In high school, I hated myself on the inside. I believed myself to be ugly, dirty, messed up, and just made wrong in so many ways due to my mental health struggles. To hide those imperfections, I covered up my inner ugliness with outward beauty. I lost a ton of weight; I covered my face in makeup everyday; I always wore a nice outfit. I remember having a rule for myself - I could only dress "bummy" one day a week which usually consisted of jeans and a t-shirt. Even then, I still went above and beyond to make sure I looked my "best." I clung to the American ideals of feminine beauty.


Over the years, my body has obviously changed. For starters, I'm not a 16-year-old girl anymore. I'm an adult woman who has felt and experienced so much in the last 10 years - both good and bad. Partly, I've experienced depression which is often times associated with laziness. I guess you can call it that. When you're depressed, you lack motivation to do. . .anything. No, I didn't want to go to a gym, and I didn't care about eating healthy. Some days, it has been a miracle that I managed to even get out of my bed. So yes, my body has faced changes due to my depressive laziness.


To put it simply, I've gained weight.


And I hate it.


I try so hard to believe in body neutrality. I think it's okay to not love every aspect of your body. You can still find reasons to be grateful and to be kind. I work really hard to show gratitude and kindness. I follow positive body people on social media, I participate in conversations to dismantle America's toxic beauty standards, and I try most days to create a healthy dialogue towards my body in my mind. So why do I still struggle so much?

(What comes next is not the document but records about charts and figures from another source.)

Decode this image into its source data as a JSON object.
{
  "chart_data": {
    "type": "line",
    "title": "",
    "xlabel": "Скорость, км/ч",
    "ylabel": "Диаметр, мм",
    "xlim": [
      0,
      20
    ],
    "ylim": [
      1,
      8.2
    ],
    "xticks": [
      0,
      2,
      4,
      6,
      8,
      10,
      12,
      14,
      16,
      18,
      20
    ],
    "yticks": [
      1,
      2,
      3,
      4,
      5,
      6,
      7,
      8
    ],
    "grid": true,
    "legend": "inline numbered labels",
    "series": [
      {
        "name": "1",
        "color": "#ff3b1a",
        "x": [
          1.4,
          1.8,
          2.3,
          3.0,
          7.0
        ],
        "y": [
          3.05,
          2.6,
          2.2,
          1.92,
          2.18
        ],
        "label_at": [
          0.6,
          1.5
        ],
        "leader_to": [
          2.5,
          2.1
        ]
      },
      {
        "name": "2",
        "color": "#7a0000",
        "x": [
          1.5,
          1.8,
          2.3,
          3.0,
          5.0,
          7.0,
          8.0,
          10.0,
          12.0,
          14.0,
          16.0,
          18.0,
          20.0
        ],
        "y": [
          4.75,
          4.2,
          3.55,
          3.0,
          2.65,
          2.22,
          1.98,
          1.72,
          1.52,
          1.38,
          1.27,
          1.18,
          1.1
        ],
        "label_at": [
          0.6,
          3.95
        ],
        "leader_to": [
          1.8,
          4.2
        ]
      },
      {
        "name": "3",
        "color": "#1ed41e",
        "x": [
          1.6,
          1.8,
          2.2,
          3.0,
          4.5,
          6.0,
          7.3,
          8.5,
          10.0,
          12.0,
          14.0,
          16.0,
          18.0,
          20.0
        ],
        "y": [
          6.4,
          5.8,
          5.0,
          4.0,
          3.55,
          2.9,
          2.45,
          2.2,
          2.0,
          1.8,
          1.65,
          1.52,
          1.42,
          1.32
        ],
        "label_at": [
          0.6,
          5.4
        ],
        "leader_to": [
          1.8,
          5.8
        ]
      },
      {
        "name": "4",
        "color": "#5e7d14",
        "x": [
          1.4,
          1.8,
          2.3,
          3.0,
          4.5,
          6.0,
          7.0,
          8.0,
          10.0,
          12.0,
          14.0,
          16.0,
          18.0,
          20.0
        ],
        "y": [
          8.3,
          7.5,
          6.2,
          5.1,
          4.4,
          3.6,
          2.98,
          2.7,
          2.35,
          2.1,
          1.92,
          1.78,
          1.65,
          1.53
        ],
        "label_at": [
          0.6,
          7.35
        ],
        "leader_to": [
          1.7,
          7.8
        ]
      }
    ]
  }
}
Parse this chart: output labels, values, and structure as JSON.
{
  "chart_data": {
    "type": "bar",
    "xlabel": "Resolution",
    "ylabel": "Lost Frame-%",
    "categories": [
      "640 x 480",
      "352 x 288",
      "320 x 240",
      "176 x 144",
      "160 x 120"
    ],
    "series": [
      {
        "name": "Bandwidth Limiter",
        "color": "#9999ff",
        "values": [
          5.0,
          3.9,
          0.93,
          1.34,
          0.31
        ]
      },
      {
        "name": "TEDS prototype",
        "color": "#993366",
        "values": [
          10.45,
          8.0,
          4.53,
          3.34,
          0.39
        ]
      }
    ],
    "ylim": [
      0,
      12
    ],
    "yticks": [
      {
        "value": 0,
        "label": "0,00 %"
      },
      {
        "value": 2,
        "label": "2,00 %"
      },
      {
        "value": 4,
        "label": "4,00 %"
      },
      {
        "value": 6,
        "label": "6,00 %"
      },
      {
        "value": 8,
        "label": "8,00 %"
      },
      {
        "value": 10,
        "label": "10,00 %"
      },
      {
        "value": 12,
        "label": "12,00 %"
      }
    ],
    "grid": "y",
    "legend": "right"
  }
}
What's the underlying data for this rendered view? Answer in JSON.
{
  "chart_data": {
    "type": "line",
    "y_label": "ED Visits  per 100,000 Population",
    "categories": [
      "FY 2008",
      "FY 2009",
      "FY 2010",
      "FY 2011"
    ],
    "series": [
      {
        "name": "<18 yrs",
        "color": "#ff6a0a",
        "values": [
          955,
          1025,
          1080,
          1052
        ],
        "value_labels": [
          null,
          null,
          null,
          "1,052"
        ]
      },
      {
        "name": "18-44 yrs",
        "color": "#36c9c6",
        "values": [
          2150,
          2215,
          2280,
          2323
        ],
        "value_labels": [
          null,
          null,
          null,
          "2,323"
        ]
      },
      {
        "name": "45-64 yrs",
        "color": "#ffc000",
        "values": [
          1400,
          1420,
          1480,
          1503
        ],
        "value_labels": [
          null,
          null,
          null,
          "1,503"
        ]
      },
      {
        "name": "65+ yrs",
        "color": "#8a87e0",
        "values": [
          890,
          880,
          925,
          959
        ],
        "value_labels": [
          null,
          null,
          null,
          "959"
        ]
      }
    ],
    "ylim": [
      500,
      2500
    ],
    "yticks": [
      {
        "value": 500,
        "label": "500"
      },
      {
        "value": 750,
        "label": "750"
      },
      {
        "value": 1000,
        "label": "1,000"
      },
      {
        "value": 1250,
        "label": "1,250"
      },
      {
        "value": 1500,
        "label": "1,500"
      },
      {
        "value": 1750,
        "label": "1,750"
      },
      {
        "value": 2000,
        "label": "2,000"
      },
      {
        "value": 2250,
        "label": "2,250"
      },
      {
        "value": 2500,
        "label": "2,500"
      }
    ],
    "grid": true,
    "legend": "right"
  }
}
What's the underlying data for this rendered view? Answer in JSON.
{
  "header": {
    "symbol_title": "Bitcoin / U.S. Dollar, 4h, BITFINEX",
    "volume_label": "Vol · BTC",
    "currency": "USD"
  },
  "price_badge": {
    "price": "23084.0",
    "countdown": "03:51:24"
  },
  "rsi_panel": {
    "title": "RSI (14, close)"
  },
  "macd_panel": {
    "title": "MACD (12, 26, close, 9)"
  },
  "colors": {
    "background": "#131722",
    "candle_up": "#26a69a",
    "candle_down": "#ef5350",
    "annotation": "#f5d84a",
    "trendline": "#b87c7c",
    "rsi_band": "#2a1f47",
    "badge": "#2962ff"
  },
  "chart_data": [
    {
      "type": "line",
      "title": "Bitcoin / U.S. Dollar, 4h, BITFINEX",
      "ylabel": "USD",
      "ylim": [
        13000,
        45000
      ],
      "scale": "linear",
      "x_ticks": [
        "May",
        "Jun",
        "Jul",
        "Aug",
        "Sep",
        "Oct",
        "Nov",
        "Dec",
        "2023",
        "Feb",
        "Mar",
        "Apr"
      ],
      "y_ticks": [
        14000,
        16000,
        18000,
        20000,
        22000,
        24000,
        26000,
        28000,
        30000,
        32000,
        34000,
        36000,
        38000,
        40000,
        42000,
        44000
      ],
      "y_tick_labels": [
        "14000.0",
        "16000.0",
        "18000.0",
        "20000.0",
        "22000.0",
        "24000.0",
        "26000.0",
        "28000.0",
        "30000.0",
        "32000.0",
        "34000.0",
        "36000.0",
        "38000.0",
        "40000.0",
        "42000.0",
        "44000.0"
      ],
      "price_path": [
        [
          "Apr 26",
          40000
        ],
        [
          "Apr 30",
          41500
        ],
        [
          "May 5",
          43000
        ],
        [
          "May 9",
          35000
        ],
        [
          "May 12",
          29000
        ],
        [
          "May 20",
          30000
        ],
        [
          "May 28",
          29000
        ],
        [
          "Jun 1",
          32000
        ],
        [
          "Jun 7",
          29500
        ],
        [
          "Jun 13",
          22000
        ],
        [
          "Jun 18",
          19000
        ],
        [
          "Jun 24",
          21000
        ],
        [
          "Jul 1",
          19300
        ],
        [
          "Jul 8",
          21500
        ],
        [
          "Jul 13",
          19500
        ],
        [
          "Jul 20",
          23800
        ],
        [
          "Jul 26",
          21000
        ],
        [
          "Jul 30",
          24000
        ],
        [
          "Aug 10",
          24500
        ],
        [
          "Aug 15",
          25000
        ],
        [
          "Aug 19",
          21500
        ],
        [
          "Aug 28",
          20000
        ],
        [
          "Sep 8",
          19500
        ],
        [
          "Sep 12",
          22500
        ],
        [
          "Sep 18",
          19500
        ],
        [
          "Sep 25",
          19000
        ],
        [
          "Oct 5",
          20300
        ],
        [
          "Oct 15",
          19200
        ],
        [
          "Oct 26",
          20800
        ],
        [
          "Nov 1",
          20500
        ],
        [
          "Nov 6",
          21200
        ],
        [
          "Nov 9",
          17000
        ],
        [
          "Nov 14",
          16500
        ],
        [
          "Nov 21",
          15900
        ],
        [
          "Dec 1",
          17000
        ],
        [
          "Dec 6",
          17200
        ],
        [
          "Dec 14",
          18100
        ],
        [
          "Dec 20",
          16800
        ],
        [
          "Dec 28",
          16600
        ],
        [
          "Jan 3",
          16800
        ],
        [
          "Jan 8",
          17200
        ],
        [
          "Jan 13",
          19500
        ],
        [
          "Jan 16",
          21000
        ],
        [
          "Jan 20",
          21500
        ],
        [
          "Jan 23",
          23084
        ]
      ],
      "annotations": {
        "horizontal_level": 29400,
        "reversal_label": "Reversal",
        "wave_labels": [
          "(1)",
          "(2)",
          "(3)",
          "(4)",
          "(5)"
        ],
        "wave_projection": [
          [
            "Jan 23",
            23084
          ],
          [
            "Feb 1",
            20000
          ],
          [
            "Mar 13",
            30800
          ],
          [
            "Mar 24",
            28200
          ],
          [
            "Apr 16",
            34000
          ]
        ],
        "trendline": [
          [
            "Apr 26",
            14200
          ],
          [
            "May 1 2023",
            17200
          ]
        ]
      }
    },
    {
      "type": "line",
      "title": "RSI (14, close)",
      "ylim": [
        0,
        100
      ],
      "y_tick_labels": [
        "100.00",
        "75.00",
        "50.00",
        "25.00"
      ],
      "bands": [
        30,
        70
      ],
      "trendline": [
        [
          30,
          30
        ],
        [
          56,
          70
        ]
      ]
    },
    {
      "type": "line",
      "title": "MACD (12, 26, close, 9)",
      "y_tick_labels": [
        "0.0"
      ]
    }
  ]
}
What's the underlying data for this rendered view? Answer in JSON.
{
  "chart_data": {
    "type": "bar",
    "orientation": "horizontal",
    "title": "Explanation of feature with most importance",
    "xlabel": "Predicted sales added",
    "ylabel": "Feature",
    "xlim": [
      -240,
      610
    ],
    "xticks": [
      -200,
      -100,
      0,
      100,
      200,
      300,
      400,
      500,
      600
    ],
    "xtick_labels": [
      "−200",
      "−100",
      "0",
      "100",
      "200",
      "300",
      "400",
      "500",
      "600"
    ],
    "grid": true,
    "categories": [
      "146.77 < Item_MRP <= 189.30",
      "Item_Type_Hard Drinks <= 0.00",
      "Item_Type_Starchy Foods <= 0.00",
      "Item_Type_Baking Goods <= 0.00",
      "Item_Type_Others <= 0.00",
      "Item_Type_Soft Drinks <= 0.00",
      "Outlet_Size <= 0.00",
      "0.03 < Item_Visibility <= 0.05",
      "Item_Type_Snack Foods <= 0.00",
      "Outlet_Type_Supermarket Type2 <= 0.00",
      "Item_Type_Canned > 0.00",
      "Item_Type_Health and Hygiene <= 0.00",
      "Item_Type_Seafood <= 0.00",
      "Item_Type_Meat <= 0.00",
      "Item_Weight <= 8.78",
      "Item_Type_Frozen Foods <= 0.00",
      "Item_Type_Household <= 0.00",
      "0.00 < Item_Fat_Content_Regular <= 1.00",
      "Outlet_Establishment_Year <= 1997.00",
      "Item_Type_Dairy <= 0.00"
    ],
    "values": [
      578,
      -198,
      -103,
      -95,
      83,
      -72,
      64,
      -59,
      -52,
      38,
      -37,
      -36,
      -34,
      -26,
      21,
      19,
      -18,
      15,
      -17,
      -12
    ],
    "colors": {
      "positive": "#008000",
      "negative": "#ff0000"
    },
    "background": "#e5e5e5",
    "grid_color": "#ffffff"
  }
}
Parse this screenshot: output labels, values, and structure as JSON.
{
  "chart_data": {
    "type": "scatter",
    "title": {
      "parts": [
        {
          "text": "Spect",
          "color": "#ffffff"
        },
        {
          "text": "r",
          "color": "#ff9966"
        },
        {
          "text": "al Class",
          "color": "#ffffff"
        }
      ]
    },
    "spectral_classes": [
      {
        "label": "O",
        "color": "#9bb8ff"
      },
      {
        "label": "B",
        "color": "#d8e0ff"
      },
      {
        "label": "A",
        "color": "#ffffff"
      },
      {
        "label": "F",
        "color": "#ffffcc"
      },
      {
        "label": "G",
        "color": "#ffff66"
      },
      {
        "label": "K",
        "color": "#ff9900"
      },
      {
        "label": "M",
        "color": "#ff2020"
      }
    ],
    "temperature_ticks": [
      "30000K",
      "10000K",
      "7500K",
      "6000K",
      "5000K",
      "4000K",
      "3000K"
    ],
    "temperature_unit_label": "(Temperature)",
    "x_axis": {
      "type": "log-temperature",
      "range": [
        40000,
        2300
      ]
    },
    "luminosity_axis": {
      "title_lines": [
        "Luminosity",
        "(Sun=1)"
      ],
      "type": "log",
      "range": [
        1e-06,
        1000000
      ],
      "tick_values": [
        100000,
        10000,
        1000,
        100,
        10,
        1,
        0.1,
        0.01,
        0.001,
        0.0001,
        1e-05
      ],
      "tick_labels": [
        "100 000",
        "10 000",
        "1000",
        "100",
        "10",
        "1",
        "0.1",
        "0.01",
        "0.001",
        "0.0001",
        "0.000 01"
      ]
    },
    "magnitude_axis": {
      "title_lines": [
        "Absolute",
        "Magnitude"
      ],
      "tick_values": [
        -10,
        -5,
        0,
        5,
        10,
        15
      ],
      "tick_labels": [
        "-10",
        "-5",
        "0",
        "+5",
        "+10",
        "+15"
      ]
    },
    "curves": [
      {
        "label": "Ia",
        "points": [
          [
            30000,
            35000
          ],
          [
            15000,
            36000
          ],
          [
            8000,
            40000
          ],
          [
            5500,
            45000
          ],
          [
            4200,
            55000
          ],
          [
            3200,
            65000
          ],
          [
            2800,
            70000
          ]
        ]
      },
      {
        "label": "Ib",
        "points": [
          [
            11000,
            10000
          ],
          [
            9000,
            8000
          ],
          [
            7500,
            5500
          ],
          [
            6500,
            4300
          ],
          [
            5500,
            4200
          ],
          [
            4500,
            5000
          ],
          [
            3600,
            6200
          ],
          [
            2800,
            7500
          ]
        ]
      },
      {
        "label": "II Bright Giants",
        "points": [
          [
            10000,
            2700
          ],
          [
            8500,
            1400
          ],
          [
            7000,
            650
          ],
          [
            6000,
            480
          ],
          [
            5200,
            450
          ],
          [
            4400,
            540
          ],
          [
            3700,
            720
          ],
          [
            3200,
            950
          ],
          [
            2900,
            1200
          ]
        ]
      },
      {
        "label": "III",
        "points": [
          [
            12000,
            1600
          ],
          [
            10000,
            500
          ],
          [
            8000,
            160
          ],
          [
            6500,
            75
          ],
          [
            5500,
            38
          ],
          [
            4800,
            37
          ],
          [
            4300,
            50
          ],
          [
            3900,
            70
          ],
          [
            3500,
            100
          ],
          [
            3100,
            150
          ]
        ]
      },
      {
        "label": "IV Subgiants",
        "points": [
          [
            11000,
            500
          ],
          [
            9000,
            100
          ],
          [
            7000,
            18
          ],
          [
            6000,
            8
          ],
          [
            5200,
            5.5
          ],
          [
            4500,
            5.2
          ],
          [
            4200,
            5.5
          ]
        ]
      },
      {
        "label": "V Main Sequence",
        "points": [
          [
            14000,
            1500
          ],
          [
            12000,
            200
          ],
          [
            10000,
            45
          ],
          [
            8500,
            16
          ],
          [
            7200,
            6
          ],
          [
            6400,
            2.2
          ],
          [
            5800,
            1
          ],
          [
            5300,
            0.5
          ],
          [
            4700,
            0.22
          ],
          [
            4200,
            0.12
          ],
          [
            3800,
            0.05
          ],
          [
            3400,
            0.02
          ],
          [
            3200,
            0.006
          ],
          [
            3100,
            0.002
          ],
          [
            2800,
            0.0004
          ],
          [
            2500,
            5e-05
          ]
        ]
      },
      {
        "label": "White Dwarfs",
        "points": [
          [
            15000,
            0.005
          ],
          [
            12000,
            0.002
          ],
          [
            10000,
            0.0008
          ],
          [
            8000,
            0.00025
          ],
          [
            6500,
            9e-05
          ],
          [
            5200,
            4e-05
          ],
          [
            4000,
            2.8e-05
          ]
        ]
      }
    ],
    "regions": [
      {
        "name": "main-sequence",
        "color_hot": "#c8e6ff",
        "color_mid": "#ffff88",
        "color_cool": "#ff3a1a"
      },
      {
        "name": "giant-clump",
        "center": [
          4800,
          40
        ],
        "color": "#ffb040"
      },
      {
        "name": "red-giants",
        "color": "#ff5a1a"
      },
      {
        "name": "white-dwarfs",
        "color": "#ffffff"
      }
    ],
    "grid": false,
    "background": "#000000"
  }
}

I look in the mirror lately, and I don't know who's looking back at me. This body doesn't feel like mine; it feels like an alternate body that was never supposed to belong to me. All I can see most day is the fat and the bloat. My cheeks are so puffy, I'm developing a double chin, my stomach pooches out, my thighs are big and full of cellulite, yet somehow I have these awkwardly skinny arms as well as tiny hands and feet. My body is disproportionate - it doesn't make sense and often makes me feel like I don't make sense. I worry it's all anyone sees when they look at me.


I've learned recently that these feelings towards my body can be associated with a disorder called body dysmorphia or body dysmorphic disorder (BDD). I'm not going to say I have body dysmorphia because I don't know that for sure, but I do think I'm struggling with symptoms of the disorder. It's not really important to give my symptoms a title other than knowing it's something others struggle with too. Most days I feel really alone. I feel trapped inside a body I do not always want yet desperately yearn to love.


I don't really know what the next steps are other than to keep going to therapy. I'm going weekly right now, trying to work through all of my issues: the trauma, the depression, the self-harm, the body image issues. It's harder than most people know. Just this week I came home from therapy and took a nap because my brain was so exhausted. I wonder if my healing will ever not be such a prominent part of my life. Will I heal enough wounds one day that I finally feel secure in who and what God has called to me to be and do?


*BDD is considered a mental illness involving obsessive focus on a perceived flaw in appearance. The flaw may be minor or imagined, but the person may spend hours a day trying to fix it. The person may try many cosmetic procedures or exercise to excess.People with this disorder may frequently examine their appearance in a mirror, constantly compare their appearance with that of others, and avoid social situations or photos. Treatment may include counseling and antidepressant medication (Google).